He pressed a button here, threw a lever forward there, and at once there came the thunder of a motor. Quickly he threw back the lever. “Don’t want to wake them.” He stood up and peered shoreward.
Satisfied that his companions had not been disturbed, he returned to the cabin and put things to rights.
“Wreck’s to the southeast,” said Johnny. “I can see it plainly. Look’s queer, though; all white, as if there had been a recent snow.”
A moment later, as they circled lower, he laughed and exclaimed: “Sea-gulls!”
It was true. The ship, but recently a staunch sea-craft, had become a roost for sea-gulls. Literally thousands of them rose screaming into the air as the “Dust Eater” gracefully glided into the waters of the sheltered bay.
There is no mystery in all the world greater than a deserted wreck. An old house, an abandoned mill, a cabin in the forest, all these have their charm of mystery, but the wreck of a ship, laden with who knows what treasure, and abandoned by her master, a wreck so remote from inhabited lands that it has not been visited since the night of its disaster, here was mystery indeed.

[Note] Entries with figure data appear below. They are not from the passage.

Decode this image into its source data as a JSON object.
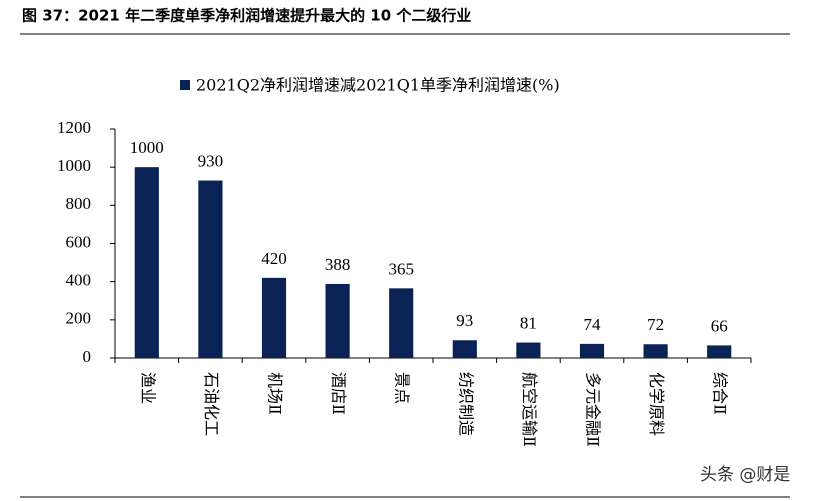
{
  "chart_data": {
    "type": "bar",
    "title": "图 37：2021 年二季度单季净利润增速提升最大的 10 个二级行业",
    "categories": [
      "渔业",
      "石油化工",
      "机场Ⅱ",
      "酒店Ⅱ",
      "景点",
      "纺织制造",
      "航空运输Ⅱ",
      "多元金融Ⅱ",
      "化学原料",
      "综合Ⅱ"
    ],
    "series": [
      {
        "name": "2021Q2净利润增速减2021Q1单季净利润增速(%)",
        "color": "#0b2257",
        "values": [
          1000,
          930,
          420,
          388,
          365,
          93,
          81,
          74,
          72,
          66
        ]
      }
    ],
    "ylim": [
      0,
      1200
    ],
    "yticks": [
      0,
      200,
      400,
      600,
      800,
      1000,
      1200
    ],
    "grid": false,
    "legend": "top",
    "watermark": "头条 @财是"
  }
}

So eager were they to board the craft that they could scarcely wait until the plane had been made fast and the canvas boat lowered.
One question troubled Johnny: The seamen, taken from the wreck, had reported no native inhabitants of the island, yet some might have been hiding out in the rocky portion of the place, for this island was some three times the size of the island they had just left.
As he climbed up the rope ladder which still dangled from her side, and sprang upon her deck, slippery with guano deposited by the gulls, he kept a sharp watch for any signs of depredation done to the ship since she was deserted. He found none, and no signs of life on the main deck, but as he went down the hatch, he fancied he discovered the faint mark of a bare foot on one step.
Their first thought was of the four chests.